以上の報告について、下記の旨の意見があった。
○ コンテンツのアップロードは誰が担当しているのか。
⇒ 最初の1年間は、渡辺委員自身が作業を担当していたが、2年間からは学務課の協力を得ている。アップロードのみならず、WordファイルのPDF化などもお願いしている。
○ PBLのシナリオ作成は、何人ぐらいの教員が携わっているのか。
⇒ 最初は50人ぐらいの教員が集まり、夏のFD合宿で一斉に作成した。その後はコアとなるシナリオができているので、PBL担当責任者の教員2名とコースリーダー1名、各講座の主委任教授によってシナリオの見直しや改正を図っている。
(2)中木委員による報告
中木委員より、薬理学の学習効果向上に向けた教育システムの活用事例について報告いただいた。要旨は以下の通り。
○ 薬理学学習の流れ
予習用にWebCTに授業用資料、一年間の学習内容をまとめたテキスト、関連画像をアップロードしているが、実際に予習する学生は4〜5名程度である。そこで、学生には予習はせずとも必ず復習するよう、一問一答形式の薬理学練習問題をオンライン上に用意している。
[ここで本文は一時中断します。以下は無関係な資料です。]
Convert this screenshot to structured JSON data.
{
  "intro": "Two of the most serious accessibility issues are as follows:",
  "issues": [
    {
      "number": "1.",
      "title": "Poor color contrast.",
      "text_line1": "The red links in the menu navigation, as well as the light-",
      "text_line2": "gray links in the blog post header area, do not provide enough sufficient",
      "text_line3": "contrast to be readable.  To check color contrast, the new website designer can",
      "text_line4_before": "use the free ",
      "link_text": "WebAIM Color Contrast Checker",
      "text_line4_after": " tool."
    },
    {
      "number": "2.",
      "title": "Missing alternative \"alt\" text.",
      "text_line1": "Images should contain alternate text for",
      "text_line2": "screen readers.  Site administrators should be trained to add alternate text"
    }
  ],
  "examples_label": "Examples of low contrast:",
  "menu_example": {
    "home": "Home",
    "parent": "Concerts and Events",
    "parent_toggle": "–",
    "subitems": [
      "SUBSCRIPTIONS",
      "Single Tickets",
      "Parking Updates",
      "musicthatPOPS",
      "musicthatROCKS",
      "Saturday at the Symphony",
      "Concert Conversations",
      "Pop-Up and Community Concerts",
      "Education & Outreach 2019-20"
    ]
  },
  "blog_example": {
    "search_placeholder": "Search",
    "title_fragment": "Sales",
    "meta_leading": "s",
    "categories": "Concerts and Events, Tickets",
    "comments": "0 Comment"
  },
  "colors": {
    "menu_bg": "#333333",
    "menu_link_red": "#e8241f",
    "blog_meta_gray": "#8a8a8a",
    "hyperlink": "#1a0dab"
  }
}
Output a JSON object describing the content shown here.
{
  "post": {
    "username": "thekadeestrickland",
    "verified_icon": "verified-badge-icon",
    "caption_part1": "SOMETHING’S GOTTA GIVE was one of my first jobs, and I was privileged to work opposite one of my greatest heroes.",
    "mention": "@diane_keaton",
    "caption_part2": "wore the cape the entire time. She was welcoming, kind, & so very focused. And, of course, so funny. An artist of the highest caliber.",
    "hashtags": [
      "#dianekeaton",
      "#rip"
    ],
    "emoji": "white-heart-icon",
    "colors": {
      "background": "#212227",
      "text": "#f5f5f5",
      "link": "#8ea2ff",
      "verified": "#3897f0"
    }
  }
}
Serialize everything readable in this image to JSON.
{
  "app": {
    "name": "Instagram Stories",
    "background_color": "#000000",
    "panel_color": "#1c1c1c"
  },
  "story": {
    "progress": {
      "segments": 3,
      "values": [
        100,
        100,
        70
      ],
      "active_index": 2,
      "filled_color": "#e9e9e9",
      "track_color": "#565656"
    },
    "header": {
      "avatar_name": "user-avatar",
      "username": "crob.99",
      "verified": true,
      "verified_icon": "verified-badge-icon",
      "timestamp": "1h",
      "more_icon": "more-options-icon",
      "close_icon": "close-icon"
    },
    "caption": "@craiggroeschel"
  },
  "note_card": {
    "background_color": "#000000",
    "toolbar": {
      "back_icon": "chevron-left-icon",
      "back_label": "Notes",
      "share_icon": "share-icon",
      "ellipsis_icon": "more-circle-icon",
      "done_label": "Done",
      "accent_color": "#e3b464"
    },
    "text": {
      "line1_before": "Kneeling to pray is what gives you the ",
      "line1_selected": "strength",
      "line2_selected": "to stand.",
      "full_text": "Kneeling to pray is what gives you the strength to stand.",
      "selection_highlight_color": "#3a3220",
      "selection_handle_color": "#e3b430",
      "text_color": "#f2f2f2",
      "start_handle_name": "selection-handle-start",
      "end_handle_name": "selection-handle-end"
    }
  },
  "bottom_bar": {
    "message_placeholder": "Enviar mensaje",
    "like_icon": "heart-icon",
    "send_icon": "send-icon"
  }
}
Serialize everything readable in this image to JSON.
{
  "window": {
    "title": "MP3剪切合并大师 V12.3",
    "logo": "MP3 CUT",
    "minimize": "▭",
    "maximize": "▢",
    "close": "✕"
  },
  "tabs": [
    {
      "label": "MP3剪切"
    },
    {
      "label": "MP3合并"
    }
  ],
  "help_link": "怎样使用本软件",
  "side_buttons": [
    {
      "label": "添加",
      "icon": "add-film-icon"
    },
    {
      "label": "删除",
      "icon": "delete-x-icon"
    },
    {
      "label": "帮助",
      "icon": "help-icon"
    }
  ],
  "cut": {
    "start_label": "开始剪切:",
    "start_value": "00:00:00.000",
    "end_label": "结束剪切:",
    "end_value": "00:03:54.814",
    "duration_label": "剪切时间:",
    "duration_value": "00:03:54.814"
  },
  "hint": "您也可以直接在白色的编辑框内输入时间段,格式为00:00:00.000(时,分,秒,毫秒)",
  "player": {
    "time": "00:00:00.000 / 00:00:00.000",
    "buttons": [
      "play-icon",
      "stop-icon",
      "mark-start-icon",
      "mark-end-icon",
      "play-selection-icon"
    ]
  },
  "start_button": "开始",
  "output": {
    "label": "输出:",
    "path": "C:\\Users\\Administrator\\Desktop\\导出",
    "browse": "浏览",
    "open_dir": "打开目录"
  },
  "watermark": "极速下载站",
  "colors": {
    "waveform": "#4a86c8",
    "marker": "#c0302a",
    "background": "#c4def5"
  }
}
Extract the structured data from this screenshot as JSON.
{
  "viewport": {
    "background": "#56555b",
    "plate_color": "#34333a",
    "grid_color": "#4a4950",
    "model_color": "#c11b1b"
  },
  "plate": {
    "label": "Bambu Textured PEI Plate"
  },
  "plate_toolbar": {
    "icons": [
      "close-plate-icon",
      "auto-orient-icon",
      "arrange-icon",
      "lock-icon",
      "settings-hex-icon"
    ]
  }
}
この練習問題は国試とは直接連動していないが、内容的には類似した記述式の問題である。
○ 試験問題の管理
・ 帝京大学では、大学の意向により試験問題を国試の形式に沿ったものとしているが、薬理学ではマルチプルチョイスの方式を採用している。
・ 試験問題を学生に返してしまうと、代々その試験問題が学生に受け継がれてしまい、ヤマを掛けて試験を受ける学生が出てくる。そのため、試験問題を試験後に回収しようとするが、今度は復習ができないとの不満が生じる。そのような問題を解消するために、Endnoteを用いた試験問題のデータベースを採用した。
○ Endnoteによる試験問題の管理
・ もとは文献管理のためのソフトであるが、詳細な条件検索が可能であり、かつ出力項目、形式を自由に設定できることから採用した。
・ 約2000題プールされた試験問題から、分野、識別指数の範囲、正解率、出題実績に関する条件を指定することが、条件を満たした問題が自動的に抽出される。
・ 学生の試験結果も自動的に表示される。その試験結果は学生宛にメールで送信する。なお、試験問題は返却しないが、その代わりに試験結果にendnoteのドリル番号を付与することによって、自らの弱点を確認できるようにしている。なお、ドリル番号の付与は手作業である。
○ Endnote導入後の効果
・ 学生にとっては、2000問もの試験問題をいつでも学習できることから安心感を与えるとともに、試験後に間違えた問題のドリル番号を教えることで、弱点の補強につながる。教員にとっては、良問を蓄積することができる。
・ 学習効果としては、システム採用前と採用後を比較して、採用後には60点以上を取る学生の割合が1割ほど増加した。
以上の報告を受けて協議した結果、18年度発刊の授業モデルとして、渡辺委員にはEBMにおけるIT活用方法として、中木委員には基礎学力補充のためのIT活用方法として、事例として紹介いただくことにした。また、第3回の委員会にて報告いただいた渋谷まさと氏の事例も、基礎学力補充のためのIT活用方法として紹介いただくことも確認された。
なお、OSCE、PBLに関しては、現状では優れたIT活用方法が見出せないことから一旦保留することにした。そこで、他のIT活用方法を紹介すべく意見交換したところ、本協会主催の全国大学教育IT活用方法研究発表会にて発表された、慶應義塾大学高橋孝雄教授の「患者データベースを用いた臨床実習システム」が推薦された。そのため、次回委員会では高橋教授をお招きし、事例紹介いただくことにした。